Thanks for confirming, I use nginx as a reverse proxy to remotely access BI with https, I'll hold of updating.
 
This. I can't fathom a reason why anyone would be hosting services without using ZeroTier or Tailscale.

It is true, you get no benefit from those security measures if you do not expose the BI web server to the internet in the first place.

But there are plenty of reasons why someone might expose their BI web server to the internet, and in such a case these additional client validations are welcome (in theory; the current implementation obviously is highly defective).
 
It is true, you get no benefit from those security measures if you do not expose the BI web server to the internet in the first place.

But there are plenty of reasons why someone might expose their BI web server to the internet, and in such a case these additional client validations are welcome (in theory; the current implementation obviously is highly defective).
But you don't have to expose the BI web server to the internet if you are using either of those. It's hidden behind the VPN. You just have to connect to the VPN first via whatever client you are using (e.g. phone, tablet, etc..) to access the service.
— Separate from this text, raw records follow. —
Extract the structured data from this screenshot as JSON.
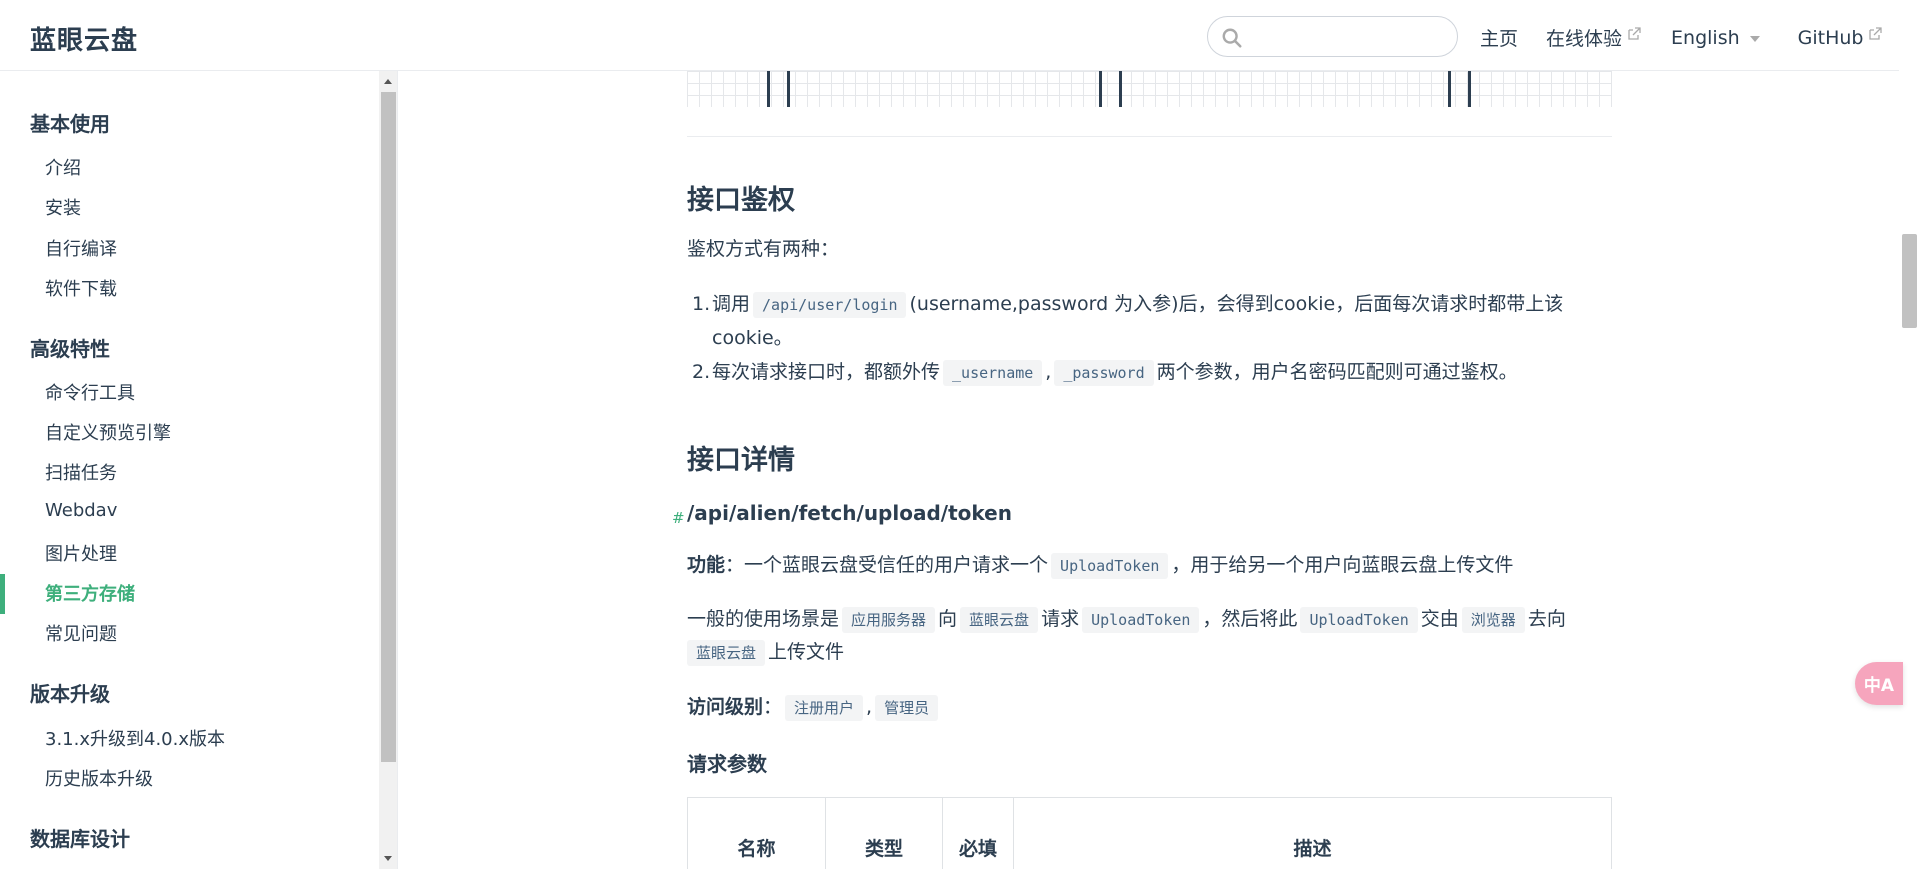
{
  "navbar": {
    "site_name": "蓝眼云盘",
    "search": {
      "value": "",
      "placeholder": ""
    },
    "links": [
      {
        "label": "主页",
        "external": false
      },
      {
        "label": "在线体验",
        "external": true
      },
      {
        "label": "English",
        "dropdown": true
      },
      {
        "label": "GitHub",
        "external": true
      }
    ]
  },
  "sidebar": {
    "groups": [
      {
        "title": "基本使用",
        "items": [
          "介绍",
          "安装",
          "自行编译",
          "软件下载"
        ]
      },
      {
        "title": "高级特性",
        "items": [
          "命令行工具",
          "自定义预览引擎",
          "扫描任务",
          "Webdav",
          "图片处理",
          "第三方存储",
          "常见问题"
        ]
      },
      {
        "title": "版本升级",
        "items": [
          "3.1.x升级到4.0.x版本",
          "历史版本升级"
        ]
      },
      {
        "title": "数据库设计",
        "items": []
      }
    ],
    "active_item": "第三方存储"
  },
  "content": {
    "auth": {
      "heading": "接口鉴权",
      "intro": "鉴权方式有两种：",
      "item1_num": "1.",
      "item1_a": "调用",
      "item1_code": "/api/user/login",
      "item1_b": "(username,password 为入参)后，会得到cookie，后面每次请求时都带上该",
      "item1_c": "cookie。",
      "item2_num": "2.",
      "item2_a": "每次请求接口时，都额外传",
      "item2_code1": "_username",
      "item2_sep": ",",
      "item2_code2": "_password",
      "item2_b": "两个参数，用户名密码匹配则可通过鉴权。"
    },
    "details": {
      "heading": "接口详情",
      "anchor": "#",
      "api_path": "/api/alien/fetch/upload/token",
      "func_label": "功能",
      "func_colon": "：",
      "func_a": "一个蓝眼云盘受信任的用户请求一个",
      "func_code": "UploadToken",
      "func_b": "，用于给另一个用户向蓝眼云盘上传文件",
      "scene_a": "一般的使用场景是",
      "scene_code1": "应用服务器",
      "scene_b": "向",
      "scene_code2": "蓝眼云盘",
      "scene_c": "请求",
      "scene_code3": "UploadToken",
      "scene_d": "，然后将此",
      "scene_code4": "UploadToken",
      "scene_e": "交由",
      "scene_code5": "浏览器",
      "scene_f": "去向",
      "scene_code6": "蓝眼云盘",
      "scene_g": "上传文件",
      "access_label": "访问级别",
      "access_colon": "：",
      "access_code1": "注册用户",
      "access_sep": ",",
      "access_code2": "管理员",
      "params_heading": "请求参数",
      "table_headers": [
        "名称",
        "类型",
        "必填",
        "描述"
      ]
    }
  },
  "translate_button": {
    "label": "中A"
  },
  "colors": {
    "accent": "#3eaf7c",
    "text": "#2c3e50",
    "code_bg": "#f3f4f5",
    "code_text": "#476582"
  }
}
Maybe I'm not understanding what you are saying?
 
This. I can't fathom a reason why anyone would be hosting services without using ZeroTier or Tailscale.
Neither of them are open source, there is price for both if you have more users/devices than the free tier allows, you're dependent on a 3rd party service, all users require another app installing on all devices they use and for them to then run/connect said app and maybe have some level of technical knowledge. Now compare that to a well setup reverse proxy adding HTTPS that is behind a well configured/maintained firewall with extra elements of WAF, IDS, geolocation, rate-limiting/banning etc etc - yes there is still some risk beyond VPN style solution but the access mgmt. is all one-sided and the user experience is much easier/better, all the users do is access the normal BI app or web address and enter their un/pw.
 
Neither of them are open source, there is price for both if you have more users/devices than the free tier allows, you're dependent on a 3rd party service, all users require another app installing on all devices they use and for them to then run/connect said app and maybe have some level of technical knowledge. Now compare that to a well setup reverse proxy adding HTTPS that is behind a well configured/maintained firewall with extra elements of WAF, IDS, geolocation, rate-limiting/banning etc etc - yes there is still some risk beyond VPN style solution but the access mgmt. is all one-sided and the user experience is much easier/better, all the users do is access the normal BI app or web address and enter their un/pw.
Yeah, I just know how buggy BI is. No way I would expose that program to the wilds of the internet.

I get what you are saying, but BI isn't open source either. You could roll your own Wireguard VPN which is exactly what Tailscale is with a GUI on top of it.
 
But you don't have to expose the BI web server to the internet if you are using either of those. It's hidden behind the VPN. You just have to connect to the VPN first via whatever client you are using (e.g. phone, tablet, etc..) to access the service.

Maybe I'm not understanding what you are saying?

For a lot of people, locking their Blue Iris web server away behind a VPN is not a practical option because they want to be able to simply share a link and credentials with people to give them remote access without making anybody jump through the hoops of VPN client setup.

Yes, it absolutely should make you nervous to port forward directly to Blue Iris, and using a reverse proxy or Cloudflare tunnel or similar is not actually much better. I see it as a good thing that Blue Iris is making efforts to reduce the risks of this exposure.